ÜBUNG, de Josse de Pauw, au Kaaitheater (mai). Quand des enfants miment le monde des adultes… Un spectacle hors normes qui, en filigrane, nous pose les vraies questions. Que sommes-nous devenus? Que faisons-nous de notre vie?

Zugzwang, de Tranquinquennal, aux Tanneurs (décembre). Un ovni dans le paysage théâtral: à des années-lumière du « déclamatouâre », un foisonnement de références, de légèreté profonde, d’humour et de mises en abyme. De l’ arte povera richissime.

Le Dragon, d’Evguéni Schwartz, au National (septembre). Un « grand spectacle », populaire, drôle, enchanteur comme on les aime, et une grosse claque aux manipulateurs politiques. Une rentrée coup de poing pour le National sous chapiteau.

Littérature:

Un été autour du cou, par Guy Goffette (Gallimard). Un superbe roman, sur l’impossible réconciliation entre « ce corps » d’adulte et « cet enfant d’avant le drame, quand la forêt était encore pleine de merveilles et de secrets ».

La Petite Bijou, par Patrick Modiano (Gallimard).

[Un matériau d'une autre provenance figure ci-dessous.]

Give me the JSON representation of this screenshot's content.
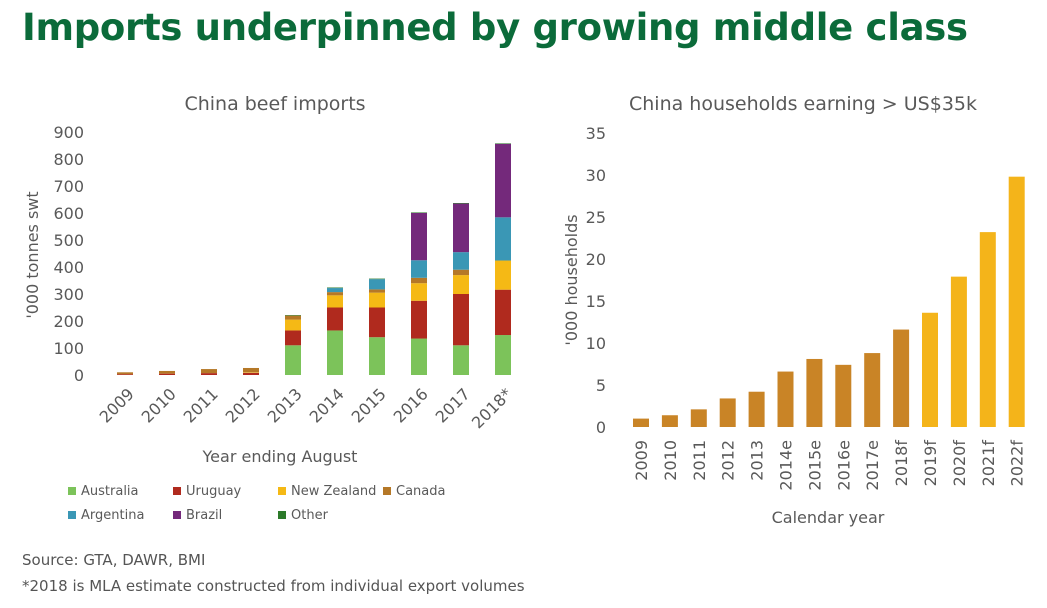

Attention, chef-d’oeuvre! Rare, chez les Français actuels.

Stéphane Renard (bande dessinée)

Carrément BD. Ce n’est pas une oeuvre, mais une collection d’albums au format carré. C’est une idée Glénat, et une trouvaille qui donne une ampleur lumineuse à la bande dessinée.

Un peu de fumée bleue. Et beaucoup de plaisir avec cette aventure débordante de couleurs et de vie, née de l’association inattendue du Wallon Lapière avec le Catalan Pellejero, réunis par Dupuis.

Anges. Un délire humoristico-religieux où les anges et les démons s’empoignent avec une joyeuse truculence. Par Dieter et Boiscommun, dessinateur trentenaire révélé par Le Livre de Jack et les Humanoïdes associés.

Norbert l’Imaginaire. La première BD de « notre » Vadot. Malgré quelques défauts de jeunesse, déjà un prix. Et une nomination au prochain Angoulême. Humour déjanté et prometteur (Lombard).

Lucie Van de Walle (danse)

Les Entrailles de Narcisse, de Bud Blumenthal (Brigittines). Un fascinant solo dansé par le chorégraphe, un spectacle essentiel et raffiné.

Voyage au bout de la nuit, de Raffaello Sanzio (Bellone-Brigittines). Danse, théâtre, musique? Ce spectacle indéfinissable joue avec le corps, la voix, le rythme. Une composition haletante, décoiffante.

Reflection, de et par Tanja Khabarova (Bellone-Brigittines). Une stupéfiante suite de métamorphoses combinées avec imagination. Inoubliable.